Burcu Perçin, “Duvar İktidarı” sergisinde yer alan eserleri kendi kelimeleriyle şöyle anlatıyor:

“Bu seride yer alan resimlerin daha önceki resimlerimden temel farkı, kurguladığım mekanların duvarlarında graffitilerin yer almaya başlamasıdır. Resimlerime, sokakta veya iç mekanlarda rastladığım graffitilerden imgeler; figürler, yazılar ve bunlardan esinlendiğim yeni yorumlar eklendi.

 

Bir zamanlar belki yüzlerce insanın büyük bir umutla gelip işbaşı yaptığı tesislerin günümüzün değişen küresel şartlarına uyum sağlayamamaları yüzünden terk edilmeleri, işlevlerini yitirmeleri ve sahipsiz kalmaları sonucunda bu tesislerin şimdiki durumu insanda boşluk, yokluk ve yalnızlık duyguları yaratır.

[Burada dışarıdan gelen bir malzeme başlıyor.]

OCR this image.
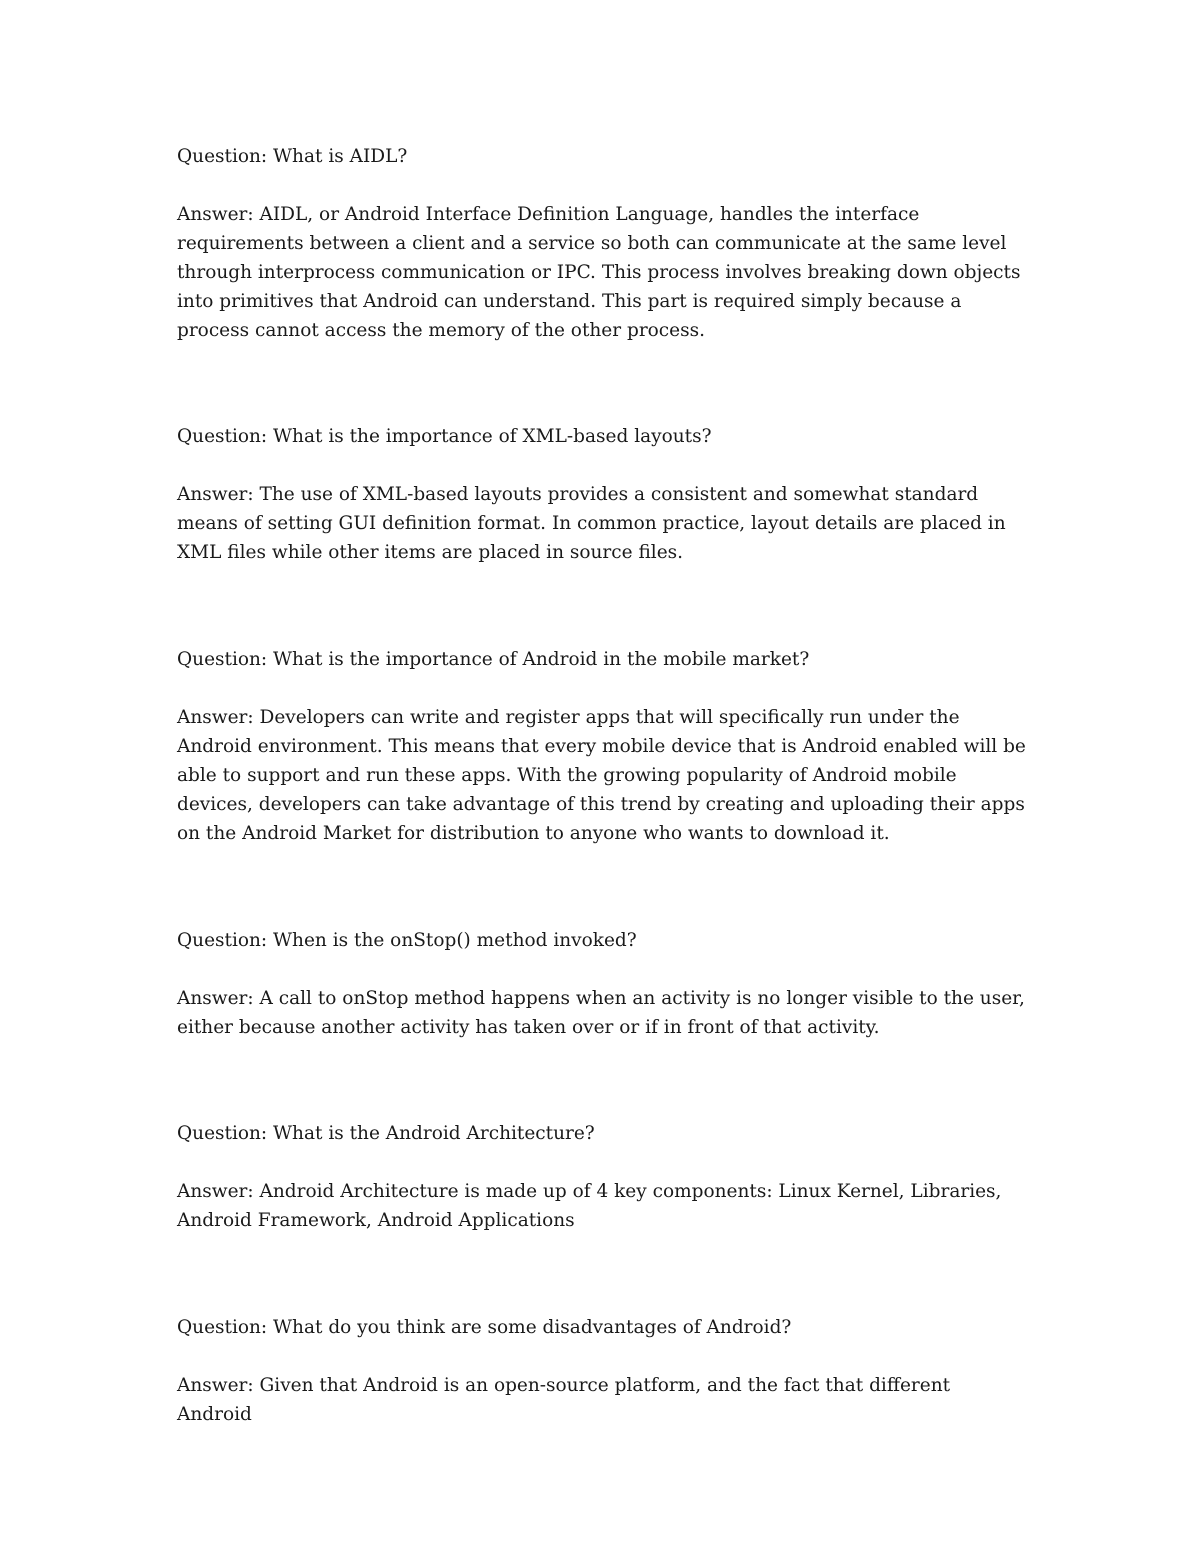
Question: What is AIDL?

Answer: AIDL, or Android Interface Definition Language, handles the interface requirements between a client and a service so both can communicate at the same level through interprocess communication or IPC. This process involves breaking down objects into primitives that Android can understand. This part is required simply because a process cannot access the memory of the other process.

Question: What is the importance of XML-based layouts?

Answer: The use of XML-based layouts provides a consistent and somewhat standard means of setting GUI definition format. In common practice, layout details are placed in XML files while other items are placed in source files.

Question: What is the importance of Android in the mobile market?

Answer: Developers can write and register apps that will specifically run under the Android environment. This means that every mobile device that is Android enabled will be able to support and run these apps. With the growing popularity of Android mobile devices, developers can take advantage of this trend by creating and uploading their apps on the Android Market for distribution to anyone who wants to download it.

Question: When is the onStop() method invoked?

Answer: A call to onStop method happens when an activity is no longer visible to the user, either because another activity has taken over or if in front of that activity.

Question: What is the Android Architecture?

Answer: Android Architecture is made up of 4 key components: Linux Kernel, Libraries, Android Framework, Android Applications

Question: What do you think are some disadvantages of Android?

Answer: Given that Android is an open-source platform, and the fact that different Android
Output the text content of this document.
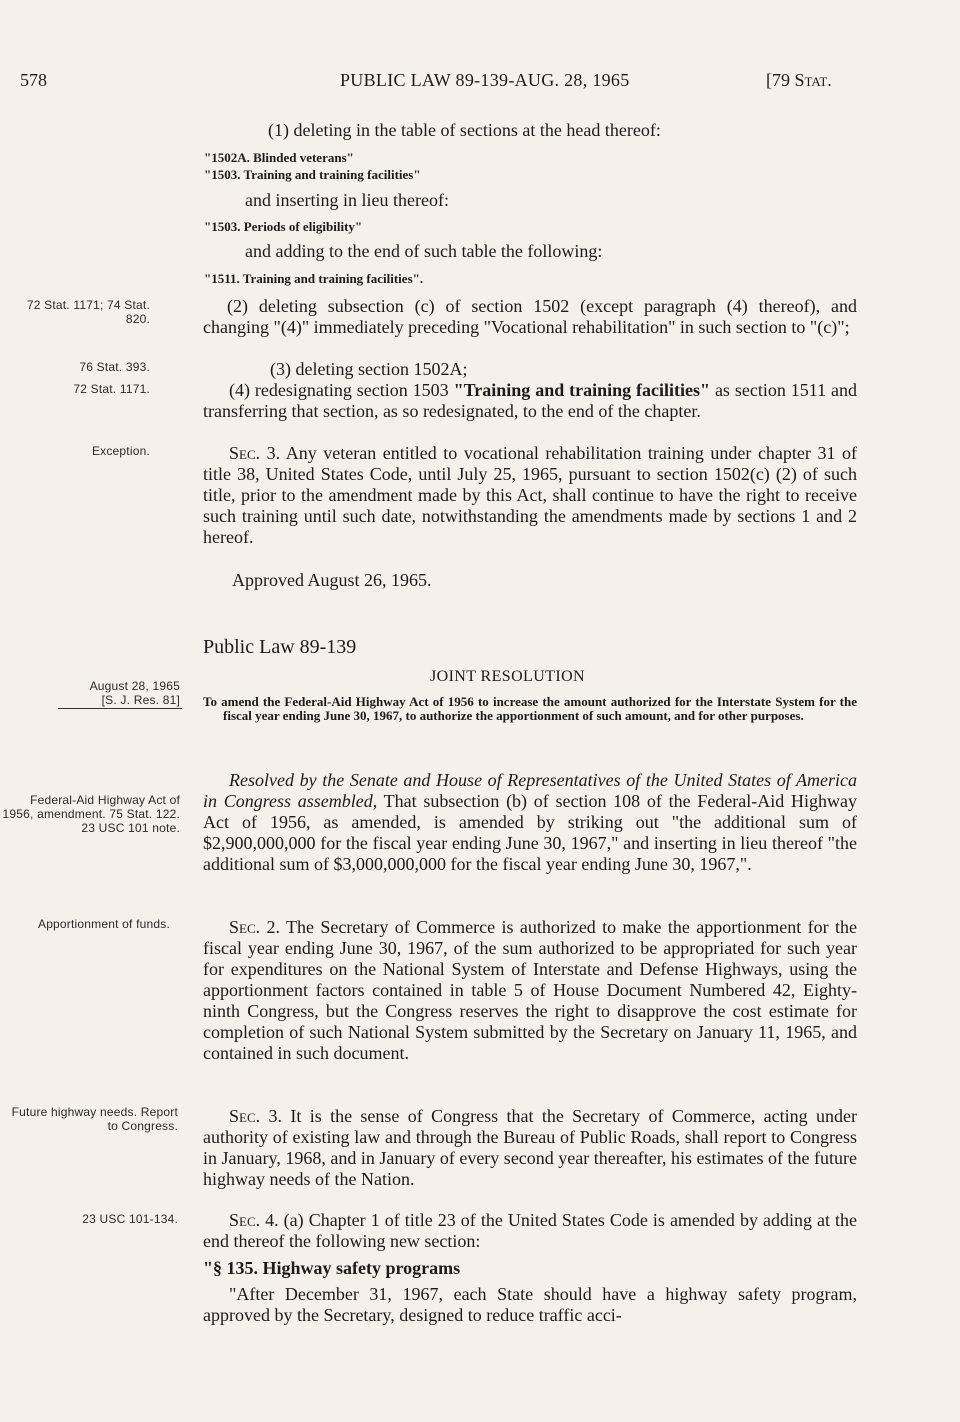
578	PUBLIC LAW 89-139-AUG. 28, 1965	[79 Stat.
(1) deleting in the table of sections at the head thereof:
"1502A. Blinded veterans"
"1503. Training and training facilities"
and inserting in lieu thereof:
"1503. Periods of eligibility"
and adding to the end of such table the following:
"1511. Training and training facilities".
72 Stat. 1171; 74 Stat. 820.
(2) deleting subsection (c) of section 1502 (except paragraph (4) thereof), and changing "(4)" immediately preceding "Vocational rehabilitation" in such section to "(c)";
76 Stat. 393.	(3) deleting section 1502A;
72 Stat. 1171.	(4) redesignating section 1503 "Training and training facilities" as section 1511 and transferring that section, as so redesignated, to the end of the chapter.
Exception.	Sec. 3. Any veteran entitled to vocational rehabilitation training under chapter 31 of title 38, United States Code, until July 25, 1965, pursuant to section 1502(c) (2) of such title, prior to the amendment made by this Act, shall continue to have the right to receive such training until such date, notwithstanding the amendments made by sections 1 and 2 hereof.
Approved August 26, 1965.
Public Law 89-139
JOINT RESOLUTION
August 28, 1965
[S. J. Res. 81] To amend the Federal-Aid Highway Act of 1956 to increase the amount authorized for the Interstate System for the fiscal year ending June 30, 1967, to authorize the apportionment of such amount, and for other purposes.
Federal-Aid Highway Act of 1956, amendment. 75 Stat. 122. 23 USC 101 note.
Resolved by the Senate and House of Representatives of the United States of America in Congress assembled, That subsection (b) of section 108 of the Federal-Aid Highway Act of 1956, as amended, is amended by striking out "the additional sum of $2,900,000,000 for the fiscal year ending June 30, 1967," and inserting in lieu thereof "the additional sum of $3,000,000,000 for the fiscal year ending June 30, 1967,".
Apportionment of funds.	Sec. 2. The Secretary of Commerce is authorized to make the apportionment for the fiscal year ending June 30, 1967, of the sum authorized to be appropriated for such year for expenditures on the National System of Interstate and Defense Highways, using the apportionment factors contained in table 5 of House Document Numbered 42, Eighty-ninth Congress, but the Congress reserves the right to disapprove the cost estimate for completion of such National System submitted by the Secretary on January 11, 1965, and contained in such document.
Future highway needs. Report to Congress.	Sec. 3. It is the sense of Congress that the Secretary of Commerce, acting under authority of existing law and through the Bureau of Public Roads, shall report to Congress in January, 1968, and in January of every second year thereafter, his estimates of the future highway needs of the Nation.
23 USC 101-134.	Sec. 4. (a) Chapter 1 of title 23 of the United States Code is amended by adding at the end thereof the following new section:
"§ 135. Highway safety programs
"After December 31, 1967, each State should have a highway safety program, approved by the Secretary, designed to reduce traffic acci-
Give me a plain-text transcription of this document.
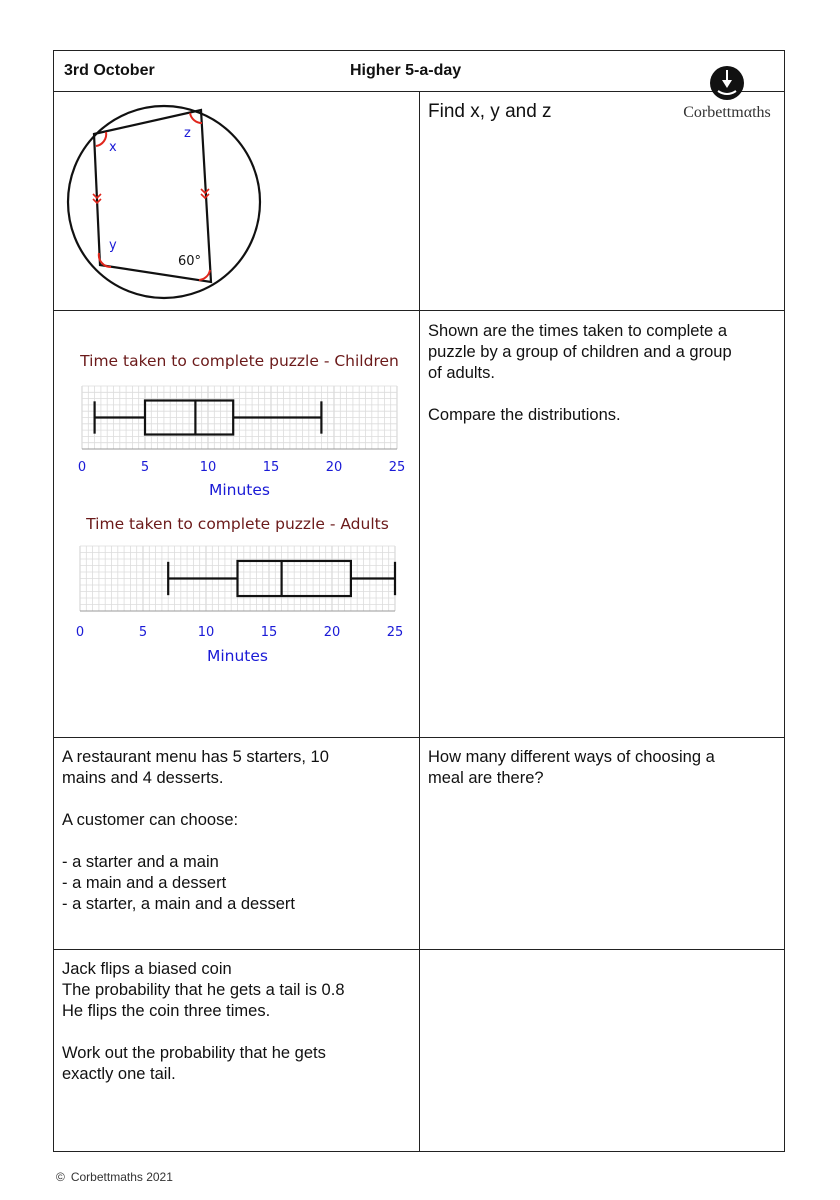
3rd October	Higher 5-a-day
x
z
y
60°
Find x, y and z
Time taken to complete puzzle - Children
0	5	10	15	20	25
Minutes
Time taken to complete puzzle - Adults
0	5	10	15	20	25
Minutes
Shown are the times taken to complete a
puzzle by a group of children and a group
of adults.

Compare the distributions.
A restaurant menu has 5 starters, 10
mains and 4 desserts.

A customer can choose:

- a starter and a main
- a main and a dessert
- a starter, a main and a dessert
How many different ways of choosing a
meal are there?
Jack flips a biased coin
The probability that he gets a tail is 0.8
He flips the coin three times.

Work out the probability that he gets
exactly one tail.
Corbettmαths
© Corbettmaths 2021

Yok olmaya yüz tutmuş, terk edilmiş öylece bırakılmış bu ıssız yerlerdeki graffitilerin varlığı, bende heyecan ve ilgi uyandırdı.

‘Duvar İktidarı’ adını verdiğim bu dizide, resimde kimliğini bilmediğim insanların duvarlara resimler yaparak, yazılar yazarak bir bakıma bu yerleri sahiplenişlerini ve kendi iktidarlarını sergileme çabalarını ele almak istedim.”